The story that Jo told me was they agreed that they all liked Whitney Houston and that was the motivator. They were up until 3:00 in the morning listening to Whitney Houston, trying to stitch these tiny tubes to these little bits of hat netting. It was all potentially going a bit wrong. Then I just remember delivering this dress to Emma in her trailer on the day of the wedding scene and thinking, "Oh no, is it going to work," and she loved it. She just loved it. I think it was her favorite costume in the film. You get the moments when you think, "Oh, what a relief."
PS: What was it like working with Emma Stone on this project?

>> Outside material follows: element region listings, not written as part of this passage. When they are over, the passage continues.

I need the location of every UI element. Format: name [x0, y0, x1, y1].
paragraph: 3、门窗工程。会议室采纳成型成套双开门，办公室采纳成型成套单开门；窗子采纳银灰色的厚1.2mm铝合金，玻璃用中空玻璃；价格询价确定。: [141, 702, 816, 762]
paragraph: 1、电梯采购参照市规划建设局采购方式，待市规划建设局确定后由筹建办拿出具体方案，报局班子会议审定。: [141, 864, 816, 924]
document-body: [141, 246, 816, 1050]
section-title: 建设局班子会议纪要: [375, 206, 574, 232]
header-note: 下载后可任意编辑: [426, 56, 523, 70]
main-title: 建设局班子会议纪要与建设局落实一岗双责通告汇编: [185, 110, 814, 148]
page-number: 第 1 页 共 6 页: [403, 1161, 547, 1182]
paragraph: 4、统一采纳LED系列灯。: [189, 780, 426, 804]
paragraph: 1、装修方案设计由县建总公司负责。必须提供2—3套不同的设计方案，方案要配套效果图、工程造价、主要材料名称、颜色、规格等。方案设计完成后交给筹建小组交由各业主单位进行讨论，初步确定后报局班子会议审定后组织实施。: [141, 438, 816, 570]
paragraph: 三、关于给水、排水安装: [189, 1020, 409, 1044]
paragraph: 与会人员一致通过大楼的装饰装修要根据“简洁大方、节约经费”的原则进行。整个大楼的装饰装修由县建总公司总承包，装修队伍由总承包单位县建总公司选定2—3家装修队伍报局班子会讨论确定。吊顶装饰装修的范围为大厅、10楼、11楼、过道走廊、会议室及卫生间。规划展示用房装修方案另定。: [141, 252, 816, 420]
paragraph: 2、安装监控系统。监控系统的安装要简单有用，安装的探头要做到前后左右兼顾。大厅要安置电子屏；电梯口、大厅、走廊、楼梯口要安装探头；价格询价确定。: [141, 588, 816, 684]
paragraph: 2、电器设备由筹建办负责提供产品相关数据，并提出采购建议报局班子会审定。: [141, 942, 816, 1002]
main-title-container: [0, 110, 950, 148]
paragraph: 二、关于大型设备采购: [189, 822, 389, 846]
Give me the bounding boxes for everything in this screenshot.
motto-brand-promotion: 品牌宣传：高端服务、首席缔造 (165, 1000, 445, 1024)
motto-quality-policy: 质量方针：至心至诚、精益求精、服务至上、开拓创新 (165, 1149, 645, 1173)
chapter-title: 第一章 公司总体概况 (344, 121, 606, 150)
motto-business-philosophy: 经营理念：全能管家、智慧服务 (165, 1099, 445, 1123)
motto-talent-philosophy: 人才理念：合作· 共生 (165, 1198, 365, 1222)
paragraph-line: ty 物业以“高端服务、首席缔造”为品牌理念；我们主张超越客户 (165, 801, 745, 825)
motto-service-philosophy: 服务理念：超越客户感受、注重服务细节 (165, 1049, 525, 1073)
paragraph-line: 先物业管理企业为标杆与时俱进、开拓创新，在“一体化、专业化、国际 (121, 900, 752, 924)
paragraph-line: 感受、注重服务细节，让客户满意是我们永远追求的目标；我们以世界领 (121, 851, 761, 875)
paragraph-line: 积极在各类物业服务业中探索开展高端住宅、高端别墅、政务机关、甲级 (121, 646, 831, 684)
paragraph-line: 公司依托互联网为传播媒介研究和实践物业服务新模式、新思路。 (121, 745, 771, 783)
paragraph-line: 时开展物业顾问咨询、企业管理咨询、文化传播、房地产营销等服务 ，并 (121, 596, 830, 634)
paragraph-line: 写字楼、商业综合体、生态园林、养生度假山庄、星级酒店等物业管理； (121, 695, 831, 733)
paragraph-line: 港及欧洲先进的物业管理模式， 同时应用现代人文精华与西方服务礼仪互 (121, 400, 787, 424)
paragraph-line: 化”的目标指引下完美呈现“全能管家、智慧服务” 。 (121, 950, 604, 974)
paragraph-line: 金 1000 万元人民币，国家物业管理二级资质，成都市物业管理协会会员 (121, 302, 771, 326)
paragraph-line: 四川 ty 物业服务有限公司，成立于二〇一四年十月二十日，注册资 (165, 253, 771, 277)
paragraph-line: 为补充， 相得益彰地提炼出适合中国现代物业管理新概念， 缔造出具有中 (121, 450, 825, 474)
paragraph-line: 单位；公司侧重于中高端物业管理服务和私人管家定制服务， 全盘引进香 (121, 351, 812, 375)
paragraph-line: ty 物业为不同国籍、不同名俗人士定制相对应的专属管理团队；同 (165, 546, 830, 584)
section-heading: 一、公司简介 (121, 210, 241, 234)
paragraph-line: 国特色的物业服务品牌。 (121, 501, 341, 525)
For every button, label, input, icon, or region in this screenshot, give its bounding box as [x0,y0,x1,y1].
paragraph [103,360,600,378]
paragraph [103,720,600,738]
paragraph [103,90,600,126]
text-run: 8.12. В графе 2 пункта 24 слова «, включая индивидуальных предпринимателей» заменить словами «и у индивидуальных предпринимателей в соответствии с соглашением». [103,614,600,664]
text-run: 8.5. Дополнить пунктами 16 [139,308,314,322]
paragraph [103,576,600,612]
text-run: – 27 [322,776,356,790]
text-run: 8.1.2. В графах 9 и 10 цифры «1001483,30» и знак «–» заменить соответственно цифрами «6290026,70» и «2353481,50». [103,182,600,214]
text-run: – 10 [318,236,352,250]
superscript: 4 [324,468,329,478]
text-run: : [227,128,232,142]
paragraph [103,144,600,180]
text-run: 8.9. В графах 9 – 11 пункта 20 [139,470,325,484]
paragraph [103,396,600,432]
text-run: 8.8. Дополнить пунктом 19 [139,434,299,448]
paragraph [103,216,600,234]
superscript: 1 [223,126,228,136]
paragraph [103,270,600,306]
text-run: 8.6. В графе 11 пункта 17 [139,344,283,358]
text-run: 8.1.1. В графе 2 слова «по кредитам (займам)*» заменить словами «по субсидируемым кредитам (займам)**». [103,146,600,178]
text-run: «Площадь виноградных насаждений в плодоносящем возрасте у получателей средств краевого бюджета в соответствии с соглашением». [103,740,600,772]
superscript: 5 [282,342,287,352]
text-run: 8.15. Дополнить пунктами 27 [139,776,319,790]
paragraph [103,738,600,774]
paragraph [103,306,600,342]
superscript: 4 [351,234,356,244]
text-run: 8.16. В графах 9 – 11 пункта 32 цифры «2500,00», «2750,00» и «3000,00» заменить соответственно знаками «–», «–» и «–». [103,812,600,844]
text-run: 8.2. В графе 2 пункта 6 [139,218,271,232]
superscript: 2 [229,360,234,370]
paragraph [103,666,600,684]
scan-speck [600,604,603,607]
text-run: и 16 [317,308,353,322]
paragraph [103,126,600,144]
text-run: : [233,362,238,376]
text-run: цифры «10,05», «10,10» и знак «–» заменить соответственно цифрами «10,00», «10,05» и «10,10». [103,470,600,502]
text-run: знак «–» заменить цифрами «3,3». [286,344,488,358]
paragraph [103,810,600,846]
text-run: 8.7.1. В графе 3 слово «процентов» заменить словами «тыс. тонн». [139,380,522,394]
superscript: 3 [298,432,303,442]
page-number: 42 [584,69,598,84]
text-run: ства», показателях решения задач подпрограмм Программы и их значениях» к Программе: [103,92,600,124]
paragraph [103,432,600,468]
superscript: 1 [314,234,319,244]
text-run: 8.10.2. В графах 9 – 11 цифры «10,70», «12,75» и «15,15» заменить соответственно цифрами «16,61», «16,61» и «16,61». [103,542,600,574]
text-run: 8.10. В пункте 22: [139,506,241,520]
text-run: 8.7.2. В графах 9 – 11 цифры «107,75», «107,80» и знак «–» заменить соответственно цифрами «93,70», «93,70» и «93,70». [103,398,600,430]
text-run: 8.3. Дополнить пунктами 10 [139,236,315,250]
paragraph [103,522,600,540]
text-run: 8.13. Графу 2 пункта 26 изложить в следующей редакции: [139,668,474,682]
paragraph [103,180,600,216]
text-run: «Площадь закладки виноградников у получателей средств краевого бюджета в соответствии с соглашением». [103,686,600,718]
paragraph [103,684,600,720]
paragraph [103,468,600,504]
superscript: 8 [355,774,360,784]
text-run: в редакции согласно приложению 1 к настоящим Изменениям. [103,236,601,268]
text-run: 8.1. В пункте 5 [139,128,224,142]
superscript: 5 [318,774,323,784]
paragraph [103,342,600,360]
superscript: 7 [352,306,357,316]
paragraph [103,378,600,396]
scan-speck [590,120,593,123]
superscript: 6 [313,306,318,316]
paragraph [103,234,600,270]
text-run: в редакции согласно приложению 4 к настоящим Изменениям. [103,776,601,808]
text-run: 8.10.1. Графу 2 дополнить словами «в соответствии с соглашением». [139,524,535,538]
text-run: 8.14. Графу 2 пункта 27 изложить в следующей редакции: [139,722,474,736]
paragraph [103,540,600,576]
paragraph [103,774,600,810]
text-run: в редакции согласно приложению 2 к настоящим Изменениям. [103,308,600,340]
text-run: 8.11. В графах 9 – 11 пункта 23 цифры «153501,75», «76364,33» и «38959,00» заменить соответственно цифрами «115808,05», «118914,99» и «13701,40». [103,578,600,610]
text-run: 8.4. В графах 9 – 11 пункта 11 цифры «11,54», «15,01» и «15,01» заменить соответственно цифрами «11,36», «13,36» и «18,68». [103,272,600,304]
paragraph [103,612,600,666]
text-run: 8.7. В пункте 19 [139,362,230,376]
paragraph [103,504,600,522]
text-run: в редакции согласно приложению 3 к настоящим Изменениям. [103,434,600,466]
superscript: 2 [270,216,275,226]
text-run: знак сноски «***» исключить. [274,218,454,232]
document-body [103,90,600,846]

HW: I hadn't worked with her before — it was a real ride. She was incredibly generous, very clever — really interested in the ideas, not really at all concerned with her own appearance, and willing to take risks. It was really refreshing. She was a dream and very playful. A class act. As long as she agreed with the idea, she would fully embrace it, and embody it, and really frankly could wear anything.
Other costume designers would have interpreted this story in another way, and she would've looked brilliant in those things as well. She just can wear anything really. I think that made for a very good doll-like aesthetic for this. And with that black hair, I mean, I couldn't have imagined her with this black hair. It worked on her. Also that hair then meant that I could be stronger with the costumes.